For Buttigieg, victory in Nevada — and, by extension, a path toward the nomination — at one point seemed no more than a moonshot. Six months ago, his Nevada team was just starting to find its footing while other campaigns had been on the ground for months. He had barely visited the state. Voters were somewhat skeptical of this Midwestern mayor they knew little about.

But with time, his team grew into the second largest in the Silver State. As of this week, they now have nearly 100 staffers on the ground, with 12 offices open statewide including often forgotten corners of the state such as Pahrump and Fallon. And in a purple state where voters don’t often tend toward the extremes, his message of a middle way forward may find a soft landing.

Where Buttigieg has built an operation in Nevada to capture whatever momentum he was able to generate in Iowa and New Hampshire, things won’t be quite so easy for Klobuchar. The Minnesota senator only began to hire a team in Nevada at the end of November and, though she will have more than 50 staffers on the ground in the state by later this week, caucuses are a game of organization as much as they are of messaging, and she may not find it quite as easy to pivot her New Hampshire momentum into Nevada as she did her Iowa momentum into New Hampshire.

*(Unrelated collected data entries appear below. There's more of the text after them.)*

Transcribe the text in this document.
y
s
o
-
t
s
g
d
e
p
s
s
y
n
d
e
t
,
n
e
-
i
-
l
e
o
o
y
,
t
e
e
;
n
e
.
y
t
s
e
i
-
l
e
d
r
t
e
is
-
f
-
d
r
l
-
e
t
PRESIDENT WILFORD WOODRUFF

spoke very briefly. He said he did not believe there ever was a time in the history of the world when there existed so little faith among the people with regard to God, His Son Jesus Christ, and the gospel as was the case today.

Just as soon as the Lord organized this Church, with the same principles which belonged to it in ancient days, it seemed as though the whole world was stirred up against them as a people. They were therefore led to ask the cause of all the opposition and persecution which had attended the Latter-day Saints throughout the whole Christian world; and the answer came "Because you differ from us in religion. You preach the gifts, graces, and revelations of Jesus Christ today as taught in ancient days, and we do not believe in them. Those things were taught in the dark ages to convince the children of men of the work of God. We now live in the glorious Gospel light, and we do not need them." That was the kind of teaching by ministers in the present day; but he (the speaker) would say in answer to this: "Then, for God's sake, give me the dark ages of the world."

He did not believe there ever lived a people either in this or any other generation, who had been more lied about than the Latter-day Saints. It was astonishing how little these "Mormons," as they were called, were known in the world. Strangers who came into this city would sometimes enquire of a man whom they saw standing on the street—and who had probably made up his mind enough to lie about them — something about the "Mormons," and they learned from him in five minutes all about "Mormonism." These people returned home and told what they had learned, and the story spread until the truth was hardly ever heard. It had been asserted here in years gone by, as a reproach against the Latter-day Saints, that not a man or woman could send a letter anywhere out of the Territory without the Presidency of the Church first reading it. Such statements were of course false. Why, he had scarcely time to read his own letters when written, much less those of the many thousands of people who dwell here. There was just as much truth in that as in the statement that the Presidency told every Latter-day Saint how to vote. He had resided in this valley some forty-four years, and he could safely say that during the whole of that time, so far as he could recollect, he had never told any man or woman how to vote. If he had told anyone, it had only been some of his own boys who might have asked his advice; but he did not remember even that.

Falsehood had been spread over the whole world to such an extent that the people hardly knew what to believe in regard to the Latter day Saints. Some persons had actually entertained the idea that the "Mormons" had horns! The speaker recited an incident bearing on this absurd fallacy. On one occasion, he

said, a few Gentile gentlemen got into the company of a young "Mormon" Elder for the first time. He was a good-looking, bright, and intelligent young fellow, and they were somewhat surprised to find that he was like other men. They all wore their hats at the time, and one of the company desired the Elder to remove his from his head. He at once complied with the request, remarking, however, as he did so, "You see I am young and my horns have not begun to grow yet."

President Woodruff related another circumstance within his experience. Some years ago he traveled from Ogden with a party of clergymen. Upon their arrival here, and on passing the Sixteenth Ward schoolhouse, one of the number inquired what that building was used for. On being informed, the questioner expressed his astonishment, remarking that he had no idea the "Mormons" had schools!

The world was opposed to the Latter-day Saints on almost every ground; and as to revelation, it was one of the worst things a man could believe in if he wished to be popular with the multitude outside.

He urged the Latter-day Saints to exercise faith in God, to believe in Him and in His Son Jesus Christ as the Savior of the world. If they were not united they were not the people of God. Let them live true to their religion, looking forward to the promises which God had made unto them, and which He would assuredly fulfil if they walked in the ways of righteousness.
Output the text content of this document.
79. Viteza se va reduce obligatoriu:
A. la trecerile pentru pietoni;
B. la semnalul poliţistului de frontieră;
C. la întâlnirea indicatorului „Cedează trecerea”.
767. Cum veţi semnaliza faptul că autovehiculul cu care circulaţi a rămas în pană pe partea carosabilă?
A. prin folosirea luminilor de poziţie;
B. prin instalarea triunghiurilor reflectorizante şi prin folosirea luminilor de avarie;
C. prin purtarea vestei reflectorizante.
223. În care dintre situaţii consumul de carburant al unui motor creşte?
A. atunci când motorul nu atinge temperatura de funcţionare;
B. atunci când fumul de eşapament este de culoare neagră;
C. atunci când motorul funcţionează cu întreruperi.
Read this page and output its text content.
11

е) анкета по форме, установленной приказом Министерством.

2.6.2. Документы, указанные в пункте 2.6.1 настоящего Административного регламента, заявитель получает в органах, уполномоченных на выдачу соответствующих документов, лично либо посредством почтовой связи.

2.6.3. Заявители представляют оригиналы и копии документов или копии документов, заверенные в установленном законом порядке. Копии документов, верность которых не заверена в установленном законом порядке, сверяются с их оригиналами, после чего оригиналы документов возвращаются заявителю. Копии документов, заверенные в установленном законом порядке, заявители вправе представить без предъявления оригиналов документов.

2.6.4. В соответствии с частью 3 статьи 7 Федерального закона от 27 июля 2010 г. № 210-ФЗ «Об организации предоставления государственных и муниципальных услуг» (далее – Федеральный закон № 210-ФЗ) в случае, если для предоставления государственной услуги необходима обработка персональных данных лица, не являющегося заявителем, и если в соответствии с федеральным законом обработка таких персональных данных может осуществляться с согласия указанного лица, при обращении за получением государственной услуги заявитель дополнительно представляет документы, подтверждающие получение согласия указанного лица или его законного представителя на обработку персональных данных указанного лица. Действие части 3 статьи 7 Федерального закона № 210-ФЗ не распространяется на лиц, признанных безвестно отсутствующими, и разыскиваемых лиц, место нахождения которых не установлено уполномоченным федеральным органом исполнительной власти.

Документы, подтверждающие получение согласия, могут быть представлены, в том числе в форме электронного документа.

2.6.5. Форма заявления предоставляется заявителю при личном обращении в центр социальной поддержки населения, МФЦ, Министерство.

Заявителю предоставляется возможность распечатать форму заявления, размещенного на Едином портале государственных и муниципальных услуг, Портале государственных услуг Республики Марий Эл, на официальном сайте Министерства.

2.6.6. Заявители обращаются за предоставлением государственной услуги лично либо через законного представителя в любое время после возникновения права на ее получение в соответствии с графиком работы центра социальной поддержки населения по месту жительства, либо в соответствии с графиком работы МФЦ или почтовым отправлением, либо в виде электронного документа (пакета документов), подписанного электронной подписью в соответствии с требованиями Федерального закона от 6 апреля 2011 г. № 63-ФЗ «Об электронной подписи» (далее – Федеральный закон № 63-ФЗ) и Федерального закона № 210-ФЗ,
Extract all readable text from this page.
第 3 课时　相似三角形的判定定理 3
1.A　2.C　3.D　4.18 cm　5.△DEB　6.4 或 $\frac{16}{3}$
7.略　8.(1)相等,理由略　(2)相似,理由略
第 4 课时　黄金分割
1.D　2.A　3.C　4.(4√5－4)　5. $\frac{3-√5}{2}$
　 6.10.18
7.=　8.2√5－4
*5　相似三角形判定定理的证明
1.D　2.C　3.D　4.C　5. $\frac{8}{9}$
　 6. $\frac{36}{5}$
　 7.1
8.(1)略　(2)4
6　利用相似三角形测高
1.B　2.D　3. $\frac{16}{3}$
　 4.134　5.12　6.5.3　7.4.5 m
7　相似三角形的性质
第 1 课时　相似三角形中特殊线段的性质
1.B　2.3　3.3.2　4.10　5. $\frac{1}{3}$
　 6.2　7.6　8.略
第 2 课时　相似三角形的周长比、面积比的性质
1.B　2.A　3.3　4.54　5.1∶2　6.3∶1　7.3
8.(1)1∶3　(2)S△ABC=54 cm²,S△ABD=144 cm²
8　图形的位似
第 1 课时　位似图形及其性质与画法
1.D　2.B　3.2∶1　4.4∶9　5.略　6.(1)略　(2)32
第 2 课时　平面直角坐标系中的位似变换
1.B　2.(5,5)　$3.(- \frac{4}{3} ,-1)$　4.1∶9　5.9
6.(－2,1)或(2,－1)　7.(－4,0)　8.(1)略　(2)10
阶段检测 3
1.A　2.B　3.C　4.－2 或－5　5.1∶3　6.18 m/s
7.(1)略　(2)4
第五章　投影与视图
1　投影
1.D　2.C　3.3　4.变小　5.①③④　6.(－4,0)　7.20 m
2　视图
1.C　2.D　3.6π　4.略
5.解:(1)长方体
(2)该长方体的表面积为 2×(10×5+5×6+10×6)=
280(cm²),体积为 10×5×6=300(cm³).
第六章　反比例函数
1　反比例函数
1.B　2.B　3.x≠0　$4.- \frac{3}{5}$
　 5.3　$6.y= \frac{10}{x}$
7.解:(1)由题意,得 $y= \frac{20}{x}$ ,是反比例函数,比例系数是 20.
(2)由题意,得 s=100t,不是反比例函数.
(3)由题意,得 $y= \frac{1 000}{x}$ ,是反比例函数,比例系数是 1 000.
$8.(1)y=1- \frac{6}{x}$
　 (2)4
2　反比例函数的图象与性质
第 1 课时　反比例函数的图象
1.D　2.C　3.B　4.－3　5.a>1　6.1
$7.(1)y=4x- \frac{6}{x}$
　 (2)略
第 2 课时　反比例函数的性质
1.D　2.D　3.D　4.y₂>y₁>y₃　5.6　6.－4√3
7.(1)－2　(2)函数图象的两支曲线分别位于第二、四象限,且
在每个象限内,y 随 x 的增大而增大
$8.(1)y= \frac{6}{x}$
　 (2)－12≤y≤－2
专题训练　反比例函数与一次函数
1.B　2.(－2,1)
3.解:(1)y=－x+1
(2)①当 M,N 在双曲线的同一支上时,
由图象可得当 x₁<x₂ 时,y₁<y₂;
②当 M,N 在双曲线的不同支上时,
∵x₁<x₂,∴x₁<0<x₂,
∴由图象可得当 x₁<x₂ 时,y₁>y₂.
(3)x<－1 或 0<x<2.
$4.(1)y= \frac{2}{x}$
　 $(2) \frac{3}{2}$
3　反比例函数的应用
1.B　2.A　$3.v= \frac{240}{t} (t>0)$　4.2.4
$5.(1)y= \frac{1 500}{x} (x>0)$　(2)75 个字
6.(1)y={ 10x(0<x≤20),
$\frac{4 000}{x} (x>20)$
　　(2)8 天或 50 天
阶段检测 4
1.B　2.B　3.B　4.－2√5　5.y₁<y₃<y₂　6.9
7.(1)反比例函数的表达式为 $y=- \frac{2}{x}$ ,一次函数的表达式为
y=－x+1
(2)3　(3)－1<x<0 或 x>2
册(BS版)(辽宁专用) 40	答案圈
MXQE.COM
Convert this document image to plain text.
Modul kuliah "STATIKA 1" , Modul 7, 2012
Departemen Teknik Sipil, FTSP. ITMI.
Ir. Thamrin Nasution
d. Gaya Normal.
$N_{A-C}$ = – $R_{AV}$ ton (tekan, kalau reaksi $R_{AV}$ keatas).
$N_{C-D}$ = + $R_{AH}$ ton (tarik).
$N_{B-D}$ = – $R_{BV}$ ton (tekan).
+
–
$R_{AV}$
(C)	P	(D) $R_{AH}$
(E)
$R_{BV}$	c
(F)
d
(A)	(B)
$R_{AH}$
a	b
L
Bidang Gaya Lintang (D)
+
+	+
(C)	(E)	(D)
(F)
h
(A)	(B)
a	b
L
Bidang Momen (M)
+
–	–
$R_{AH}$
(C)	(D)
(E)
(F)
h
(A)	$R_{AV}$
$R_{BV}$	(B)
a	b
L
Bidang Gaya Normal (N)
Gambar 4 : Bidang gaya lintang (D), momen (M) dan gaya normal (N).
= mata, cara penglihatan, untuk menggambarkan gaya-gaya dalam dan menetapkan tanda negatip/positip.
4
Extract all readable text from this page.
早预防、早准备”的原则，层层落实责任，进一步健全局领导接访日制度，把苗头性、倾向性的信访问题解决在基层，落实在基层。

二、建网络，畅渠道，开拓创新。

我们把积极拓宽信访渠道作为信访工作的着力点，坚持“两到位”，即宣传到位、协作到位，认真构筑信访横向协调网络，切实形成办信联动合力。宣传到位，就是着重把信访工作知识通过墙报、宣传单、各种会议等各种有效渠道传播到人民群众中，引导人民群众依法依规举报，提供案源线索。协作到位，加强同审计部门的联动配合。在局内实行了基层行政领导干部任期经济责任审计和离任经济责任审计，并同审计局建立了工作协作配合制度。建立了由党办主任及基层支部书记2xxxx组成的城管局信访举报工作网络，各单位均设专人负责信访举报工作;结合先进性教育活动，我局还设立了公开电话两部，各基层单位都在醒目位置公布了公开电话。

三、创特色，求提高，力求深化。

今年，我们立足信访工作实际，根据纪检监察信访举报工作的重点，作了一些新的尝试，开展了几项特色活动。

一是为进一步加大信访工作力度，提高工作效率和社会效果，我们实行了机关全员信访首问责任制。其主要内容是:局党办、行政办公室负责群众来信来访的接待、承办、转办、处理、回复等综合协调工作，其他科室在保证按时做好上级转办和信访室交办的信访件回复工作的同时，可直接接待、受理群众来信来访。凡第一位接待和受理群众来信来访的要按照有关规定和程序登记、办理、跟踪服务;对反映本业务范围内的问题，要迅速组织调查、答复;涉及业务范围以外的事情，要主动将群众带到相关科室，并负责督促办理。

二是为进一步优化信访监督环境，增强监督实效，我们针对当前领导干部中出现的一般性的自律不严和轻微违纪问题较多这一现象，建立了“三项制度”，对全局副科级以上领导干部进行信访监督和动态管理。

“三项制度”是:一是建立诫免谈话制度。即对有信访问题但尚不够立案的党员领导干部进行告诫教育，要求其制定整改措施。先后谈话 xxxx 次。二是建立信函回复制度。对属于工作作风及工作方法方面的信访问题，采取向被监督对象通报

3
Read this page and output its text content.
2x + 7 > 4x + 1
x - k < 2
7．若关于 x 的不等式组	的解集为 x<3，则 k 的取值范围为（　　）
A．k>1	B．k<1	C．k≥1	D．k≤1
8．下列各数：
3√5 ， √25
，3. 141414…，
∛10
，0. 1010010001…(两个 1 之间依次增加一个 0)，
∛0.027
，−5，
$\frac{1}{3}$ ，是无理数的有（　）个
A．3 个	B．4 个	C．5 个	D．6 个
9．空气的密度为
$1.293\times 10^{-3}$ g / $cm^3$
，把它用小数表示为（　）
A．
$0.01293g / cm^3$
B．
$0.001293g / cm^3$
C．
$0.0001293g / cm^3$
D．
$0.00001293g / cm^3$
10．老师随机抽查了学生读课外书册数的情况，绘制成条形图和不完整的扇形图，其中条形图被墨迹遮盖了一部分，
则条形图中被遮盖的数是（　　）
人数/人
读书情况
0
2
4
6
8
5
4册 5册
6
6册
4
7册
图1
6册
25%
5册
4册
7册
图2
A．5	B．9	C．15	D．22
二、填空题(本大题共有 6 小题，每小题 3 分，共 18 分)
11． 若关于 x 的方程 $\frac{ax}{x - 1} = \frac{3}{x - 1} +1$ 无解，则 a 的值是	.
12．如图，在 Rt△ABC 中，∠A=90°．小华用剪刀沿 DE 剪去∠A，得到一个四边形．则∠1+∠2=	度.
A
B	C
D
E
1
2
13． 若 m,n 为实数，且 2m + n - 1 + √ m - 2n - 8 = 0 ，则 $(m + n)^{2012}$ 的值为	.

Sen. Elizabeth Warren (D-MA) gestures to the crowd as she waves at the end of her address at a Manchester Canvass Kick-Off event at Manchester Community College in Manchester, New Hampshire Saturday, Feb. 8, 2020. (Amanda Sabga/The Nevada Independent)

Nevada also serves as a key test for the former vice president, who has sought to chalk the results in Iowa and New Hampshire up to their lack of diversity. Biden has a longstanding relationship with Nevada, including its communities of color, built up over years of campaigning in the state, first for former Senate Democratic Leader Harry Reid and then as President Barack Obama’s running mate.

And then there’s Warren, who has fallen from a star candidate this fall to getting lost in the shuffle between her opponent’s successes and victories. Her campaign was the earliest to land in the state and were quickly identified as the team to beat by the other campaigns. The question now is if Warren’s apparent denouement is just prologue, and her team’s months of hard work building relationships in the Silver State will pay off come Caucus Day.